- Born: c. 1940 Dasanadoddi, Mandya district, Karnataka, India
- Died: October 17, 2022 (aged 81–82) Mandya, Karnataka
- Other names: Kere Kamegowda; "Pond man";
- Occupations: Shepherd; environmentalist;
- Years active: 1970s—2021
- Known for: Water conservation in India
- Notable work: Construction of ponds in Kundinibetta
- Awards: Rajyotsava Prashasti (2018)

= Kalmane Kamegowda =

Shepherd and environmentalist (c. 1940-2022)

Kalmane Kamegowda (c. 1940 17 October 2022), also known as Kere Kamegowda or more commonly "Pond man", was an Indian shepherd and environmentalist from Mandya district, in the state of Karnataka, India. Over four decades, he constructed ponds in the Kundinibetta region that addressed water scarcity and supported local vegetation and wildlife.

== Biography ==
Kamegowda was born in c. 1940 in Dasanadoddi village, Malavalli taluk, Mandya district, Karnataka. He came from a shepherd family and was not formally schooled. While grazing livestock on Kundinibetta hillock, he observed water shortages affecting animals and birds during summer.

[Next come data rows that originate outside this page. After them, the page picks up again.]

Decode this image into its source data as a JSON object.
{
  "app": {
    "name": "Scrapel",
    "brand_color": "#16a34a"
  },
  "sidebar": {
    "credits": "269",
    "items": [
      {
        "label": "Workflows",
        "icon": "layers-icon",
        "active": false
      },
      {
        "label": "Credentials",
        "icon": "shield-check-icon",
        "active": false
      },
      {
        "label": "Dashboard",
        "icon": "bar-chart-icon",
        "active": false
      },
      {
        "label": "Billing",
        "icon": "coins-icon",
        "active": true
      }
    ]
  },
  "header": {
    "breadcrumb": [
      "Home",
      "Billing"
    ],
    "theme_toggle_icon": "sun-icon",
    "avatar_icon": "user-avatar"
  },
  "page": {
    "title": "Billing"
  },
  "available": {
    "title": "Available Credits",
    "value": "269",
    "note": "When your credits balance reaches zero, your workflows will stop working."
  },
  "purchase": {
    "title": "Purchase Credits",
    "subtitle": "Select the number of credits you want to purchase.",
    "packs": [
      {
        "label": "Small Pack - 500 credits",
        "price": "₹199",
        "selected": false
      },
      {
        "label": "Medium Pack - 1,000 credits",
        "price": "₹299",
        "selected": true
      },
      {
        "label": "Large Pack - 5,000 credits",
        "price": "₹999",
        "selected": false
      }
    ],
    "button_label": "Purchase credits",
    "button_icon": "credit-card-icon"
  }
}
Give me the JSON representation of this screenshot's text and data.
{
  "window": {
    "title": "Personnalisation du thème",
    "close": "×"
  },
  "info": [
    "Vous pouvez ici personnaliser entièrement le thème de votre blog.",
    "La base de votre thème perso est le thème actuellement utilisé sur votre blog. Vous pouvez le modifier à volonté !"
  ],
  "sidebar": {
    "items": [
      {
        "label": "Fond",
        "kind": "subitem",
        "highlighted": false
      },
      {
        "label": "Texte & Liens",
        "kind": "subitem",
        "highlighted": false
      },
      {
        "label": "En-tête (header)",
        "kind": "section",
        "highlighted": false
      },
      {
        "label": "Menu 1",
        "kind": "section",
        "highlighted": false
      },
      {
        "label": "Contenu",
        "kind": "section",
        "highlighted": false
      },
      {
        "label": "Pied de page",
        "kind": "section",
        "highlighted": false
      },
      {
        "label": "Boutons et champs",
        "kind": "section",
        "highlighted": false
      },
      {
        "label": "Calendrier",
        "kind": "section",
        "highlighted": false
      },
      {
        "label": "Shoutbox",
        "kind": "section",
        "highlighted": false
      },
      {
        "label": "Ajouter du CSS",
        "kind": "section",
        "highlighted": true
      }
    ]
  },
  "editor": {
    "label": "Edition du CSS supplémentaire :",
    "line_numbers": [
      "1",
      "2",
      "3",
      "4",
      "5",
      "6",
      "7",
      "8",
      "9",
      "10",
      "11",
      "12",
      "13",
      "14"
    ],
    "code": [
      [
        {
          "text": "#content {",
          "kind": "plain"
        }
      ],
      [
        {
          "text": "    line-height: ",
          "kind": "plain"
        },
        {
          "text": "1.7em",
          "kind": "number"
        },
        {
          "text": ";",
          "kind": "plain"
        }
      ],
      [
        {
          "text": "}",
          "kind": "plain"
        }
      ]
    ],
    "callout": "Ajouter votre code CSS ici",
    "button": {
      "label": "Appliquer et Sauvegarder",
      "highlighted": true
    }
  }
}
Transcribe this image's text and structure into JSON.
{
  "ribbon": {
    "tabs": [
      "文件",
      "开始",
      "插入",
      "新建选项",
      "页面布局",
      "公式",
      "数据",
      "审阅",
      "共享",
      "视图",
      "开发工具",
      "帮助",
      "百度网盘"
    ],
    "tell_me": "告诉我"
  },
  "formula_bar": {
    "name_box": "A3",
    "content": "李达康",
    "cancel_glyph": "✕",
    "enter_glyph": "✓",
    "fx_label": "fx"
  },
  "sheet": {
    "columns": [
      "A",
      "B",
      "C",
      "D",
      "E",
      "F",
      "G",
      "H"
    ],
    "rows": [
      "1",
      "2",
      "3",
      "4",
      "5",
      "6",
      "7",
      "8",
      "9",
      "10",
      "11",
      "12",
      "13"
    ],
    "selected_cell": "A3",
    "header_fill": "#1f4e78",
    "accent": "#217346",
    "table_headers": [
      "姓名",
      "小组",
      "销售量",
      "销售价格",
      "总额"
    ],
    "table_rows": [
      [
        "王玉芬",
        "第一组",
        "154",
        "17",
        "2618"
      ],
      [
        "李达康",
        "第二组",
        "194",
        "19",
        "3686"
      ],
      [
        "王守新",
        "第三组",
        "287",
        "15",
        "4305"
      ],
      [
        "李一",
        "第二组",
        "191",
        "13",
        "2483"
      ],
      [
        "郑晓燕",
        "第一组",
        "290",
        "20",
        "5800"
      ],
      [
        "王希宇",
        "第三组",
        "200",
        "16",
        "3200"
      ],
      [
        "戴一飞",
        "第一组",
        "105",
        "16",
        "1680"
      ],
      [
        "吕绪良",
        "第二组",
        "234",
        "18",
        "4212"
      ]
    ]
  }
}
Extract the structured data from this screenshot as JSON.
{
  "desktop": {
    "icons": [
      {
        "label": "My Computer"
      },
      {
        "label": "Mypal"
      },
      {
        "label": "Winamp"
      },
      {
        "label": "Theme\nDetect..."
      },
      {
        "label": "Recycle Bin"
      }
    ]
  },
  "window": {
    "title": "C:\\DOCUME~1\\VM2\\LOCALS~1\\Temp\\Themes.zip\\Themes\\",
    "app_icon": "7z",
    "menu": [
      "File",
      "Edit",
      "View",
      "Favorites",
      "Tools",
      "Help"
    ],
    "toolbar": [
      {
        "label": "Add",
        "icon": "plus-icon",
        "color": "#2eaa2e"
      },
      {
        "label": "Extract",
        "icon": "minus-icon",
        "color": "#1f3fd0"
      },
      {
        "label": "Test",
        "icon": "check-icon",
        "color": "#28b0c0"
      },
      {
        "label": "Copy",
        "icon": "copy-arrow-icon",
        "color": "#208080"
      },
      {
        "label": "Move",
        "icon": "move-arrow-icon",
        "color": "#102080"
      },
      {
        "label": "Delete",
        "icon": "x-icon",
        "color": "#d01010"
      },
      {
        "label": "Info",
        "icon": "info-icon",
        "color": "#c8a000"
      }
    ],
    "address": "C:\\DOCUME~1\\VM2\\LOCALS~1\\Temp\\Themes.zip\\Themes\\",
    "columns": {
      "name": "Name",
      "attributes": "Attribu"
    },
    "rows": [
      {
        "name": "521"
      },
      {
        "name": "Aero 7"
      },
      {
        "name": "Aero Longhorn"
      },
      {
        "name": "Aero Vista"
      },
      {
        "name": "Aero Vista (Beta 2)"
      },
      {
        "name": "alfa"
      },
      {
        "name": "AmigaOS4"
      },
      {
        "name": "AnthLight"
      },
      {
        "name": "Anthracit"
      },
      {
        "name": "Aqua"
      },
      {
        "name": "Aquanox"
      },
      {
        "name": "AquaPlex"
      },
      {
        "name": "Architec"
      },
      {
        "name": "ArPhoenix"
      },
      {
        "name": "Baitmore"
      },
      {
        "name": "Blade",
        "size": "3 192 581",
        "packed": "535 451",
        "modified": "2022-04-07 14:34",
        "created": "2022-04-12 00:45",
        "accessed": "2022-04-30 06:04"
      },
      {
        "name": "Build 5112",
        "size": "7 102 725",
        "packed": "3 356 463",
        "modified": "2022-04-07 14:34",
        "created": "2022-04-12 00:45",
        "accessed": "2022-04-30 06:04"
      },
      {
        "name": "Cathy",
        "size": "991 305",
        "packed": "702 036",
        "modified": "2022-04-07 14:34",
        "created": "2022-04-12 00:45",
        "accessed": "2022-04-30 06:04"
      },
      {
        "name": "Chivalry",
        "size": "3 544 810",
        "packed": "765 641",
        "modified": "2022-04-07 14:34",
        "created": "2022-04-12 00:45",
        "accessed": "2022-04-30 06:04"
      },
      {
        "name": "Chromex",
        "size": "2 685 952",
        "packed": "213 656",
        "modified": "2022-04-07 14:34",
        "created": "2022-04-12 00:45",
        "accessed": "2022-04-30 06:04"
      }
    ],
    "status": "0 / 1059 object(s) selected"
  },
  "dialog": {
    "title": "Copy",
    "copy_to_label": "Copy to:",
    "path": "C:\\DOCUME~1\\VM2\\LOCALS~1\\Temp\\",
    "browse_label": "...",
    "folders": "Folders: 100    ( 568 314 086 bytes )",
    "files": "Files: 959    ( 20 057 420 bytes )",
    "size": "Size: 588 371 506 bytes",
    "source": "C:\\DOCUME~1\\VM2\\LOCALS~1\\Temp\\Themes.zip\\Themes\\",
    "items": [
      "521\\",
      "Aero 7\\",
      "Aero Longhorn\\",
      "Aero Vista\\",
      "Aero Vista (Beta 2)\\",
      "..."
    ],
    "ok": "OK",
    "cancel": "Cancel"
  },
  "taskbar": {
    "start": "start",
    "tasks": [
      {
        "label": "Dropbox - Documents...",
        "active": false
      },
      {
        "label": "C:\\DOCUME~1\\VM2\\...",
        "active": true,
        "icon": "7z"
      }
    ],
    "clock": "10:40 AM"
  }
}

Kamegowda began constructing ponds for wildlife in the late 1970s using basic tools, and later rented mechanical excavators at a cost Rs 6,0008,000 per day. The work was financed from his own earnings, and those of his son, through livestock sales, spending over 10 Lakh. The ponds were constructed on slopes and were interconnected so that they would fill sequentially during monsoon seasons, hence contributing to groundwater recharge in the Malavalli region. Despite initial dismissive community response, the ponds provided water for local fauna including bears, leopards, deer, foxes, and birds.

By 2018, Kamegowda had completed fourteen ponds, and following receipt of the Rajyotsava award, he used the funds to construct an additional pond. By 2020, sixteen ponds were completed, some named after his grandchildren.

In his latter years, Kamegowda experienced health issues including leg uclers and diabetes; and tested positive for COVID-19 in July 2020, and recovered. He died on 17 October 2022 in Mandya, Karnataka.

== Honours and awards ==
He was awarded the Rajyotsava award in 2018 by the Karnataka state government. In July 2020, the state government announced that Kamegowda would receive a lifetime free pass for use on state transport buses. In March 2021, following reports of health issues, the government provided financial assistance for medical treatment and initiated the naming of a park in his honour. In the same year, the government allocated funds for watershed development in the area.

In June 2020, Prime Minister of India, Narendra Kumar mentioned Kamegowda during his monthly Mann Ki Baat radio address, and his work was noted in discussions of water conservation approaches in Karnataka.